The Curse of the Werewolf (1961) starred legendary two-fisted hard drinker and maverick thespian Oliver Reed in his first screen role.  If you haven't heard of him, think of a 60’s Russell Crow but so much cooler.  Hammer Films are responsible for the modern gothic look, with their cheap, (let’s say thrifty) production values but access to actual castles, antiques and more authentic costumes produced a signature tone and style that mixed European traditions with Grand Guignol-style stories and violence.  
This being the 60’s, most of the violence is implied and off-camera and what little is shown seems tame from a modern perspective, but it was enough to earn an X rating in the UK and get banned in Finland.
This particular werewolf, a product of rape by a madman and a mute servant develops a taste for blood, an actual curse.  There’s an eclipse during his baptism and the water boils, just in case you forgot the title of the movie.  He grows into a creepy kid with a taste for blood and hairy palms and finally into the brooding British Brando we knew as Oliver Reed.  We don’t actually get to see the werewolf transformation until the final act of the film, but it’s a good one, reminiscent of Jack Pierce’s makeup for TheWolf Man.  He’s chased by angry villagers with torches, and finally killed with a silver bullet made from a crucifix.

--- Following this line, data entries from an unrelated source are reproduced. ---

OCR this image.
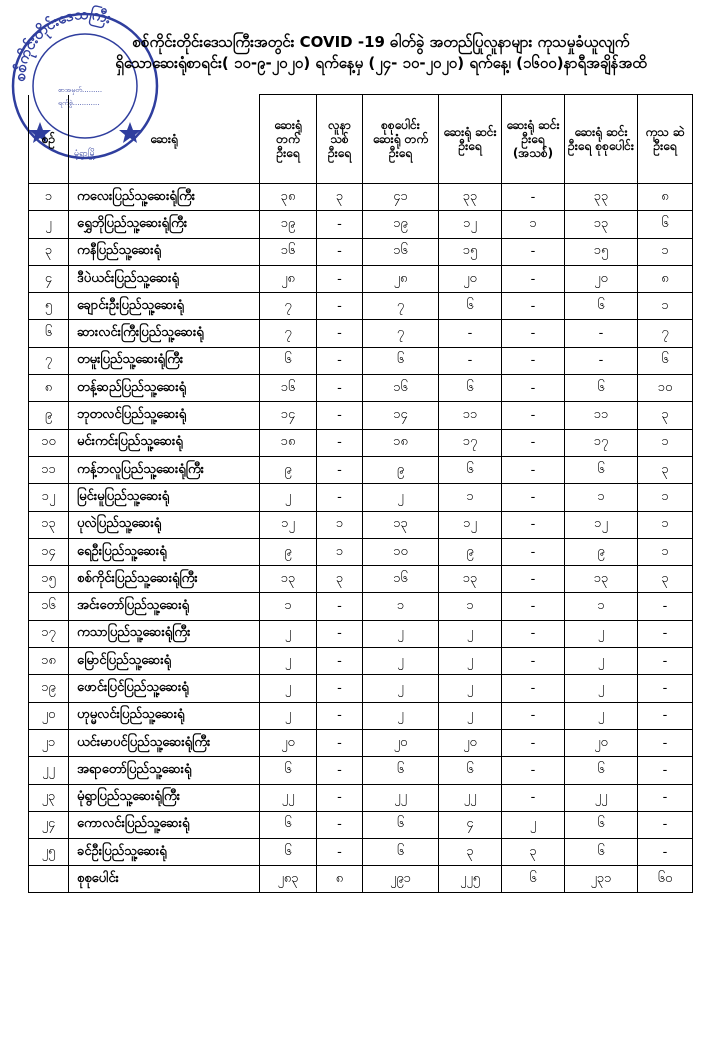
စစ်ကိုင်းတိုင်းဒေသကြီး
စာအမှတ်.........
ရက်စွဲ............
မုံရွာမြို့
စစ်ကိုင်းတိုင်းဒေသကြီးအတွင်း COVID -19 ဓါတ်ခွဲ အတည်ပြုလူနာများ ကုသမှုခံယူလျက်
ရှိသောဆေးရုံစာရင်း( ၁၀-၉-၂၀၂၀) ရက်နေ့မှ (၂၄- ၁၀-၂၀၂၀) ရက်နေ့၊ (၁၆၀၀)နာရီအချိန်အထိ
စဉ်	ဆေးရုံ	ဆေးရုံ တက် ဦးရေ	လူနာ သစ် ဦးရေ	စုစုပေါင်း ဆေးရုံ တက် ဦးရေ	ဆေးရုံ ဆင်း ဦးရေ	ဆေးရုံ ဆင်း ဦးရေ (အသစ်)	ဆေးရုံ ဆင်း ဦးရေ စုစုပေါင်း	ကုသ ဆဲ ဦးရေ
၁	ကလေးပြည်သူ့ဆေးရုံကြီး	၃၈	၃	၄၁	၃၃	-	၃၃	၈
၂	ရွှေဘိုပြည်သူ့ဆေးရုံကြီး	၁၉	-	၁၉	၁၂	၁	၁၃	၆
၃	ကနီပြည်သူ့ဆေးရုံ	၁၆	-	၁၆	၁၅	-	၁၅	၁
၄	ဒီပဲယင်းပြည်သူ့ဆေးရုံ	၂၈	-	၂၈	၂၀	-	၂၀	၈
၅	ချောင်းဦးပြည်သူ့ဆေးရုံ	၇	-	၇	၆	-	၆	၁
၆	ဆားလင်းကြီးပြည်သူ့ဆေးရုံ	၇	-	၇	-	-	-	၇
၇	တမူးပြည်သူ့ဆေးရုံကြီး	၆	-	၆	-	-	-	၆
၈	တန့်ဆည်ပြည်သူ့ဆေးရုံ	၁၆	-	၁၆	၆	-	၆	၁၀
၉	ဘုတလင်ပြည်သူ့ဆေးရုံ	၁၄	-	၁၄	၁၁	-	၁၁	၃
၁၀	မင်းကင်းပြည်သူ့ဆေးရုံ	၁၈	-	၁၈	၁၇	-	၁၇	၁
၁၁	ကန့်ဘလူပြည်သူ့ဆေးရုံကြီး	၉	-	၉	၆	-	၆	၃
၁၂	မြင်းမူပြည်သူ့ဆေးရုံ	၂	-	၂	၁	-	၁	၁
၁၃	ပုလဲပြည်သူ့ဆေးရုံ	၁၂	၁	၁၃	၁၂	-	၁၂	၁
၁၄	ရေဦးပြည်သူ့ဆေးရုံ	၉	၁	၁၀	၉	-	၉	၁
၁၅	စစ်ကိုင်းပြည်သူ့ဆေးရုံကြီး	၁၃	၃	၁၆	၁၃	-	၁၃	၃
၁၆	အင်းတော်ပြည်သူ့ဆေးရုံ	၁	-	၁	၁	-	၁	-
၁၇	ကသာပြည်သူ့ဆေးရုံကြီး	၂	-	၂	၂	-	၂	-
၁၈	မြောင်ပြည်သူ့ဆေးရုံ	၂	-	၂	၂	-	၂	-
၁၉	ဖောင်းပြင်ပြည်သူ့ဆေးရုံ	၂	-	၂	၂	-	၂	-
၂၀	ဟုမ္မလင်းပြည်သူ့ဆေးရုံ	၂	-	၂	၂	-	၂	-
၂၁	ယင်းမာပင်ပြည်သူ့ဆေးရုံကြီး	၂၀	-	၂၀	၂၀	-	၂၀	-
၂၂	အရာတော်ပြည်သူ့ဆေးရုံ	၆	-	၆	၆	-	၆	-
၂၃	မုံရွာပြည်သူ့ဆေးရုံကြီး	၂၂	-	၂၂	၂၂	-	၂၂	-
၂၄	ကောလင်းပြည်သူ့ဆေးရုံ	၆	-	၆	၄	၂	၆	-
၂၅	ခင်ဦးပြည်သူ့ဆေးရုံ	၆	-	၆	၃	၃	၆	-
	စုစုပေါင်း	၂၈၃	၈	၂၉၁	၂၂၅	၆	၂၃၁	၆၀
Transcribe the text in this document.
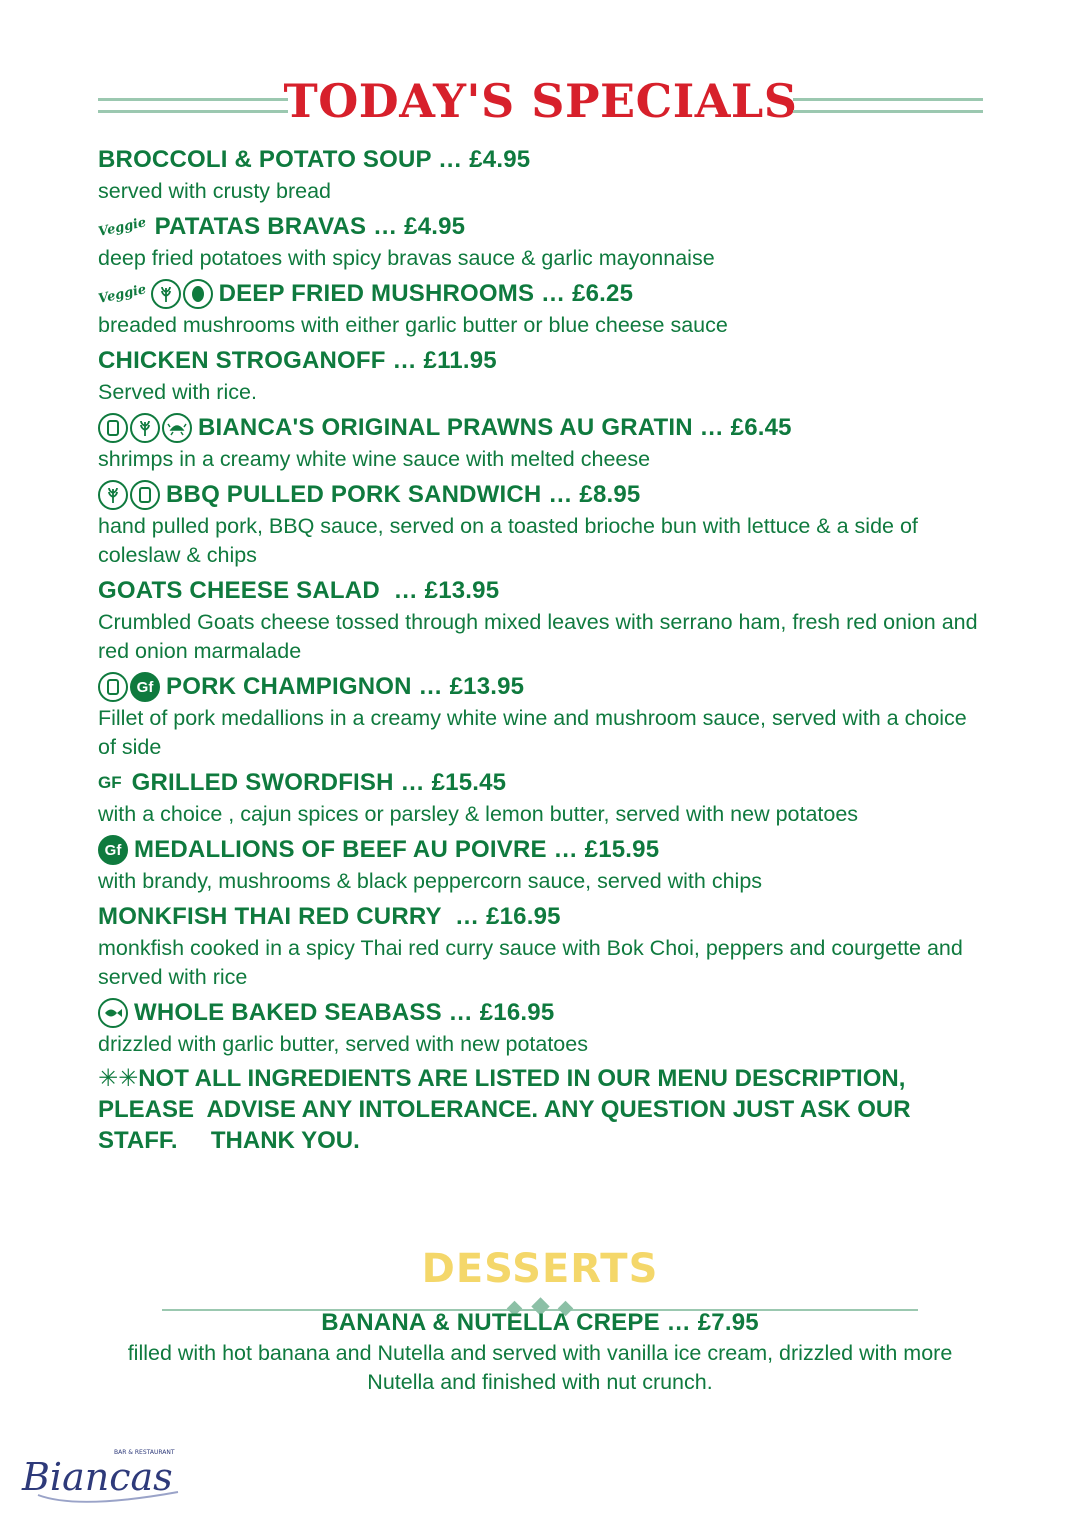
TODAY'S SPECIALS
BROCCOLI & POTATO SOUP … £4.95
served with crusty bread
Veggie PATATAS BRAVAS … £4.95
deep fried potatoes with spicy bravas sauce & garlic mayonnaise
Veggie	DEEP FRIED MUSHROOMS … £6.25
breaded mushrooms with either garlic butter or blue cheese sauce
CHICKEN STROGANOFF … £11.95
Served with rice.
BIANCA'S ORIGINAL PRAWNS AU GRATIN … £6.45
shrimps in a creamy white wine sauce with melted cheese
BBQ PULLED PORK SANDWICH … £8.95
hand pulled pork, BBQ sauce, served on a toasted brioche bun with lettuce & a side of coleslaw & chips
GOATS CHEESE SALAD  … £13.95
Crumbled Goats cheese tossed through mixed leaves with serrano ham, fresh red onion and red onion marmalade
Gf PORK CHAMPIGNON … £13.95
Fillet of pork medallions in a creamy white wine and mushroom sauce, served with a choice of side
GF GRILLED SWORDFISH … £15.45
with a choice , cajun spices or parsley & lemon butter, served with new potatoes
Gf MEDALLIONS OF BEEF AU POIVRE … £15.95
with brandy, mushrooms & black peppercorn sauce, served with chips
MONKFISH THAI RED CURRY  … £16.95
monkfish cooked in a spicy Thai red curry sauce with Bok Choi, peppers and courgette and served with rice
WHOLE BAKED SEABASS … £16.95
drizzled with garlic butter, served with new potatoes
✳✳NOT ALL INGREDIENTS ARE LISTED IN OUR MENU DESCRIPTION, PLEASE  ADVISE ANY INTOLERANCE. ANY QUESTION JUST ASK OUR STAFF.     THANK YOU.
DESSERTS
BANANA & NUTELLA CREPE … £7.95
filled with hot banana and Nutella and served with vanilla ice cream, drizzled with more Nutella and finished with nut crunch.
Biancas
BAR & RESTAURANT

It’s a Gothic horror, a doomed romance with sadistic noblemen in ruffled shirts, dark dungeons and buxom virginal brides and serving wenches in the signature Hammer cleavage-enhancing gowns.  Oliver Reed went on to star in Oliver! (1968), The Three Musketeers (1973), and Tommy (1975).  His final film was Ridley Scott’s Gladiator (2000), as the Antonius Proximus; he died during production.

 This is your saturday series of quick movie picks designed to both entertain and up your cinematic street cred.  You’re welcome.